The use case we have is to log into a Windows 7 machine, generally in a different state, to perform diagnostics on the machine vision system it is running. These diagnostics involve remote control of the desktop (including power cycle), occasional file transfer, and preferably the ability to allow a local user simultaneous access to the desktop (built in chat is nice, but we have also just used Notepad in the past).

Lower bandwidth systems are preferred, since many manufacturing plants use shoestring and barbed wire for their internet connections. Compression or intelligent pixel transfer, or both, are acceptable. End to end encryption is required.

Our customer will give us whatever resources we need, in terms of open ports or firewall exceptions.

The cheaper the software, the better, but ease of use, security, and stability are more important than cost.

Any suggestions?

Dave McMillan

non lue,
6 mai 2017, 21:55:3706/05/2017
à i3detroi...@googlegroups.com


    I was generally quite happy with TeamViewer, until my employer instituted a "no cloud services for anything" rule.  Encrypted, generally not too hard on bandwidth, and includes remote control and chat.  I have it on most of my relatives' computers for remote maintenance purposes, with the options for "local user must ok any remote access session" just for the extra layer of security.  I've never heard of a system that has "unilateral" remote access enabled being intruded upon, but why take the chance?

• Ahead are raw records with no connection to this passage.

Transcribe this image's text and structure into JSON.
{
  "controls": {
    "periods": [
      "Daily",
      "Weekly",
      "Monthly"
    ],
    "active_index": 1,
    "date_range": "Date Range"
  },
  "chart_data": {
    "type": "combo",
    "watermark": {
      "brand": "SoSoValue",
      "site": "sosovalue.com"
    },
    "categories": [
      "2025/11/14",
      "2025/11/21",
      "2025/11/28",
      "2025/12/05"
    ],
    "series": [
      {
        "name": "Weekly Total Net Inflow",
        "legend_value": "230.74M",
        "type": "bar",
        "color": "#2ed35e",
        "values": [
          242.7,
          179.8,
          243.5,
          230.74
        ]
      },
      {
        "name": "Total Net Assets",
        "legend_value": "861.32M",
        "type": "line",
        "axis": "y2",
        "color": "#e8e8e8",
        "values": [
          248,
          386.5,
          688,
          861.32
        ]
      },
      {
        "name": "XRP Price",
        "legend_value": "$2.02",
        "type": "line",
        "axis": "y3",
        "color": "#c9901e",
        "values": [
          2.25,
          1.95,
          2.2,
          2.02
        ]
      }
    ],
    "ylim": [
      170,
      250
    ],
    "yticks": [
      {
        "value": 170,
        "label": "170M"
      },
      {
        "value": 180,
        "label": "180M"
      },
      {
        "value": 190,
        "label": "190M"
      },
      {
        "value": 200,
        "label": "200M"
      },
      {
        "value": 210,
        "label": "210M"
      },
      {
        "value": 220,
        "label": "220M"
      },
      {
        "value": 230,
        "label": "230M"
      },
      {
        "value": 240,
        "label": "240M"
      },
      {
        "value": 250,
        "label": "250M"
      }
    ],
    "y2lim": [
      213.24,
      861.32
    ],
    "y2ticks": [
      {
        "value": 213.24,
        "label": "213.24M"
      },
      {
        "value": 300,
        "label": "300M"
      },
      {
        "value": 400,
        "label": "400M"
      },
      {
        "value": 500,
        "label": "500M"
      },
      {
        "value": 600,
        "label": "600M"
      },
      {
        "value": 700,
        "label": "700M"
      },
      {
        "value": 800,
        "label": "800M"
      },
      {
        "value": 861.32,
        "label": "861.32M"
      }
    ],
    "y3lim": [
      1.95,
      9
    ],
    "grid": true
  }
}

    LogeMeIn wasn't bad, although I found TV to be much more to my taste.

    In a real pinch, I've made do with WebEx or GoToMeeting, as long as there was someone on the other end to hand over screen and keyboard/mouse control.

    I've never liked RDP, much preferring VNC, though I've used both.  But unless you're on the same LAN together, there are obvious issues with using either, not to mention they're both on the "sniff list" for any botnet probing for security holes.  On occasion in the past, to access machines that had no direct internet access, I've actually had someone on-site VNC/RDP into the machine over the LAN (usually from a laptop carried out to the shop floor), and then give me remote access to the laptop via TV/etc (often over a cell phone connection, just to ice the cake).  Janky as heck, but I've made it work for applications with low graphics intensity.